The thought made her want to spit, but she couldn’t do that, so instead, she smiled.
“I wish I could say I was surprised to hear about the Earl of Swayle’s position. Unfortunately, I’m not.” She looked at White Crag. “I imagine you’ve tried … reasoning with him, My Lord?”
“I’ve tried reasoning with him with everything short of a baseball bat, Your Majesty,” White Crag said tartly. “I’ve even gotten him to agree—twice!—to lease that stretch of river to the consortium and let them pay for the improvements. But that was when I had him here in Cherayth. And, unfortunately, he refuses to actually sign anything without discussing it with his mother.” He rolled his eyes ever so slightly. “Somehow, whenever he goes home to discuss it with her, he goes back to his original position. We might have more success with him if we could, ah … adjust his household slightly.”

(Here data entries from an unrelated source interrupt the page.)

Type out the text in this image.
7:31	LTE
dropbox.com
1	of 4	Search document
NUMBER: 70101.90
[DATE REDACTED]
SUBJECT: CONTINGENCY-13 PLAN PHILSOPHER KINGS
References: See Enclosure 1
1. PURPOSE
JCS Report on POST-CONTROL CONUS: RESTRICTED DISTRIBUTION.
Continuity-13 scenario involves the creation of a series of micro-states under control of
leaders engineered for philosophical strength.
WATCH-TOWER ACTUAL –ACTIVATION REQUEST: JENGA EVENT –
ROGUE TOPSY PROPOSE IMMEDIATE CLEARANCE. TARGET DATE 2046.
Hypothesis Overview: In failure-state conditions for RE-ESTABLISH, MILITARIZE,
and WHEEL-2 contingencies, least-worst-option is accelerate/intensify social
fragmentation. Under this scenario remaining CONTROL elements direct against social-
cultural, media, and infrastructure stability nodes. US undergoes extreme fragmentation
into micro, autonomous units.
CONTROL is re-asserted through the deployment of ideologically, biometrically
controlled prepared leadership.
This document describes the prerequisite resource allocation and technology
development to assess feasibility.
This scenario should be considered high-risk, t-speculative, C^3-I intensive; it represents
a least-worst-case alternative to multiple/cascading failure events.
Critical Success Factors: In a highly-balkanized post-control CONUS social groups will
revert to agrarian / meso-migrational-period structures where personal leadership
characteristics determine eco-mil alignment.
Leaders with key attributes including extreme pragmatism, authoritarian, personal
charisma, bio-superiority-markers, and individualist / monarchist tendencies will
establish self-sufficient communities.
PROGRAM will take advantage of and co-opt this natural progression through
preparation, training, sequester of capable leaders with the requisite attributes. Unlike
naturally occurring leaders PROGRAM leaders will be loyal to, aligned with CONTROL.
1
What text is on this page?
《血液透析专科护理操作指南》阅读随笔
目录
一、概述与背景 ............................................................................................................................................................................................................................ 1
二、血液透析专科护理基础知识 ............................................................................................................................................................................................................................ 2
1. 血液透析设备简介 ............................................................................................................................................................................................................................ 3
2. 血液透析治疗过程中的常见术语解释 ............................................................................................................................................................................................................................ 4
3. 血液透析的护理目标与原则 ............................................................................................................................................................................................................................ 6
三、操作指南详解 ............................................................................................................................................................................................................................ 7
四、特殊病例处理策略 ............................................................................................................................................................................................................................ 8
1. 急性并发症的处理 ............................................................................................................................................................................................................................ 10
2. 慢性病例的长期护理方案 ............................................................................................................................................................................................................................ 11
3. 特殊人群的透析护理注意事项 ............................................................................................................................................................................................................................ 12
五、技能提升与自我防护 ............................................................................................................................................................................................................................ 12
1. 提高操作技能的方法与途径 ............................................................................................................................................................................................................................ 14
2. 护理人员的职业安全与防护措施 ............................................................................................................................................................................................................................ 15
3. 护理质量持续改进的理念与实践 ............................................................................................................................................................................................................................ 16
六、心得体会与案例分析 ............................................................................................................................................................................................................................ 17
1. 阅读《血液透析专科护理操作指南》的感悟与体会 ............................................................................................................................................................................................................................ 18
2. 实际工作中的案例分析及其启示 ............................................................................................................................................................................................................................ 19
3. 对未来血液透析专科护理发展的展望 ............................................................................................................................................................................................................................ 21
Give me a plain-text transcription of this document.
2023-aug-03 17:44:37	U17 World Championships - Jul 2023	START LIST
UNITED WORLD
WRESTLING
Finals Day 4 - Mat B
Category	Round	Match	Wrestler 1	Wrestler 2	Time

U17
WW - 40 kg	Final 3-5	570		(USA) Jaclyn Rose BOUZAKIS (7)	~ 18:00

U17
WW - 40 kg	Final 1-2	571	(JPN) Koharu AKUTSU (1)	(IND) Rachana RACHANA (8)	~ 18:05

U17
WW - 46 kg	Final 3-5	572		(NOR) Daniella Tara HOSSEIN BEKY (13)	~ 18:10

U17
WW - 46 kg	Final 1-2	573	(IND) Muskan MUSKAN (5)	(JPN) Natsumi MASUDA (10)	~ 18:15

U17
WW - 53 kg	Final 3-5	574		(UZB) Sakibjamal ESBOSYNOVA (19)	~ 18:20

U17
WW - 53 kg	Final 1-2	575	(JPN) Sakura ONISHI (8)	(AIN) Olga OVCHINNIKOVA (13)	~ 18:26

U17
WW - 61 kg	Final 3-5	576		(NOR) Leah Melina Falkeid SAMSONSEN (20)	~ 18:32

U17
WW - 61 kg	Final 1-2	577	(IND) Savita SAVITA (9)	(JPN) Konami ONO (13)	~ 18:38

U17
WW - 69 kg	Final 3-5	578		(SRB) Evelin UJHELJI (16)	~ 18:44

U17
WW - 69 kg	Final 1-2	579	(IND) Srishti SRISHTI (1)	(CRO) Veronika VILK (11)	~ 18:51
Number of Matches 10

“‘Get thee behind me, Shan-wei,’ “Sharleyan quoted dryly, shaking her head at him. “I’m not particularly pleased by the reports of Father Zhordyn, either, but if the Crown started trying to remove a peer of the realm’s chaplain just because we don’t like him, it would only justify even greater opposition. And”—she added grudgingly—“rightly so, unless we have overt proof of treason.”
“We’re looking, Your Majesty,” Zhustyn said. “Unfortunately, he’s either very, very careful, very, very lucky, or very, very disinclined to act on his own advice about opposing the ‘heretical tyranny’ of the ‘monstrous’ Church of Charis.” He shook his head in exasperation. “We haven’t been able to find a single piece of hard evidence.”